I kept hearing the term “radical honesty” being thrown around in the self-help scene and for some reason, I really wanted to try it. To me, it was the ultimate exercise in cultivating a close relationship. Little did I know it would pull my boyfriend and me further apart.
- Honesty sounds good in theory but in practice, it can be destructive. I’m an avid reader of self-help books and when I read about radical honesty, I thought, “Wow, that’s what’s been missing from my life!” The idea of being unabashedly honest no matter what seemed like the ultimate challenge and I wanted to do it. Turns out, it sounds great on paper but can be pretty destructive when used in real life.

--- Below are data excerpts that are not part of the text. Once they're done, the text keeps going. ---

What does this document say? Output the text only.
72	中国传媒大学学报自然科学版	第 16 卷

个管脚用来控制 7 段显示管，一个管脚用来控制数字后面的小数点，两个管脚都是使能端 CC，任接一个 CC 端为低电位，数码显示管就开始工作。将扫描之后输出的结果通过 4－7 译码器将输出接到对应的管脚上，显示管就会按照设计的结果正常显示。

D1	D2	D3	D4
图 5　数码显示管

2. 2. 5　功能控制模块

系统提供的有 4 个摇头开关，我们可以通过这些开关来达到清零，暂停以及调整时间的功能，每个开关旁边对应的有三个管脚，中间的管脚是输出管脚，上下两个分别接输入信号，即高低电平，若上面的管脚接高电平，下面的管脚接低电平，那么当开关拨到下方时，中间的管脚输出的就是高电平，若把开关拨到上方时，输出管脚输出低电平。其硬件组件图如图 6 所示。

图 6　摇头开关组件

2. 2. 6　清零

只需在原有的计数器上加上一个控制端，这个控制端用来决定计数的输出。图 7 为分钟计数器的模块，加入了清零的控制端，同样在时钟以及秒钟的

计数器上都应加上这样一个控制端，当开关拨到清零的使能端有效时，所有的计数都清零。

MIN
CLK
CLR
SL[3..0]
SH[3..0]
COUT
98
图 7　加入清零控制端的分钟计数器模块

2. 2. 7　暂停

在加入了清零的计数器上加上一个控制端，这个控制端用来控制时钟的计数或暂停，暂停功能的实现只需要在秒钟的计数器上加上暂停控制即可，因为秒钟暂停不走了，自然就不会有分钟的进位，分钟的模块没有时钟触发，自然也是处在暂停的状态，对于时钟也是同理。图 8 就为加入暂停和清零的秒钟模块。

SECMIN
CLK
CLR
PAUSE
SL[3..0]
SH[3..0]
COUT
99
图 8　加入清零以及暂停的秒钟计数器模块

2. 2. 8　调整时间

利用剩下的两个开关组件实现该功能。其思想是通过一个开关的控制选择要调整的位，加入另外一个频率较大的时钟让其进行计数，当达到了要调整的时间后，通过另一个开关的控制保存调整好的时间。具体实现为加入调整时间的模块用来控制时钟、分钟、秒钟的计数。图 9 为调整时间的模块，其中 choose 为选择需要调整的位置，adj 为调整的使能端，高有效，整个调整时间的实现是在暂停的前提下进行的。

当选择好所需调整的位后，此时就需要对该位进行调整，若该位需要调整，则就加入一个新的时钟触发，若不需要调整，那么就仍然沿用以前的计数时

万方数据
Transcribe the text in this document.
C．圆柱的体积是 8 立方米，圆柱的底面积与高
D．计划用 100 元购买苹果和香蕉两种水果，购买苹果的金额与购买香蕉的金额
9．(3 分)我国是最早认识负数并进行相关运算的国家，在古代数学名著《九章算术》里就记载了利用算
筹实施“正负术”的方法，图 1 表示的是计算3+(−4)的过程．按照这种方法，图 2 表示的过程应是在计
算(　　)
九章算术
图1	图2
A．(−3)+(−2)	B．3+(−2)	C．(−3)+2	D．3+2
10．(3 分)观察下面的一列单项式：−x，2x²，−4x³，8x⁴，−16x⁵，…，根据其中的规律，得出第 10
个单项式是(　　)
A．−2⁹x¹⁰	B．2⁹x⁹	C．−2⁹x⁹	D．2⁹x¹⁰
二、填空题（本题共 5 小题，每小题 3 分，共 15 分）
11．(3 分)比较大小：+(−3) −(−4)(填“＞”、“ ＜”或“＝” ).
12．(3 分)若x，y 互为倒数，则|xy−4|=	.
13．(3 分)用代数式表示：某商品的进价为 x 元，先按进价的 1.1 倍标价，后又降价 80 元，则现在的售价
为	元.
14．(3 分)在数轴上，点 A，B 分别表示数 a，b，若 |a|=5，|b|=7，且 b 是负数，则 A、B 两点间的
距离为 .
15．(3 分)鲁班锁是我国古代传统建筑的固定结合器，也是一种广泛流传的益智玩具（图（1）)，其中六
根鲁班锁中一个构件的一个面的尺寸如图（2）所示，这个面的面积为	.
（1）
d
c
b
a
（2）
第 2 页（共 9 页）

- It was actually really hard to do. I grew up in a family full of perfectionists, meaning that any kind of flaw or negative feeling was to be covered up. We weren’t the Jones’ but would do everything we could to be that perfect family. I was taught this way of thinking early on so when I started to admit how I was really feeling in my relationship and all the unacceptable and potentially embarrassing stuff I was up to, it took everything in me to fight that reflex to make myself seem better than I really am.
- I’m too nice. Perhaps unsurprisingly, my honesty was often met with defensive, kneejerk responses and even outright insults. I would go in all confident, thinking that my boyfriend could handle it and he’d appreciate the fact that I was being brave and speaking up. In reality, our conversations started ending in fights and I hate fights. I think I might be too nice to be radically honest.
- I did it because I wanted the “perfect relationship.” I have this fantasy of being in a relationship where nobody hides anything and we tell each other the deepest secrets of our heart all the time. To me, being radically honest in a relationship means that you’ve reached this peak of really understanding each other. Either I wasn’t doing it right or my boyfriend just wasn’t ready to take that journey with me.
- I believe couples should be OK with being totally vulnerable. I’m an all or nothing type of person, so the idea of radical honesty was really attractive to me. It meant telling the truth and nothing but the truth 100% of the time no matter what, even if you might hurt someone’s feelings. Even if you’re embarrassed by it. I thought that it was this ultimate level that couples should reach but it only made our relationship weaker.
- I ended up feeling more alone. As my radical honesty experiment trucked on, I started to feel resentful towards my boyfriend. Like, why wasn’t he appreciating my attempt to be honest about stuff? I started to question his behavior as well as my own. I realized I was forcing him to be someone that either he wasn’t ready to be or didn’t want to be.
- Secrets can kill a relationship. I’ve always heard that it isn’t good to have secrets in a relationship, that only the couples who are truly in love feel comfortable baring their souls to each other. I now know that this isn’t true. Having some secrecy and even telling the odd white lie every now and then can keep a relationship fresh and ensure that it’s not so taxing.
- I would create drama out of nowhere. Sometimes it’s better to just slap a smile on your face and call it a day. The whole thing with radical honesty is that you say/do what you want as long as it’s authentic to how you’re feeling for what you think. I was becoming one of those reality show contestants creating drama out of thin air and my boyfriend was getting tired of it. It wasn’t good.
- It was actually a little selfish of me. I’m not usually a selfish person but I can be self-absorbed, and this radical honesty experiment just put more fuel on that fire. I tend to get obsessed with things easily and this was no exception. I thought I was so much better than my boyfriend because I was able to be honest with myself and he wasn’t. I was being kind of insane.
- I thought it would fix our relationship. When I heard about radical honesty, I jumped on it because I thought that it was the missing piece to our slightly defunct relationship. I never would have guessed that it would make things worse.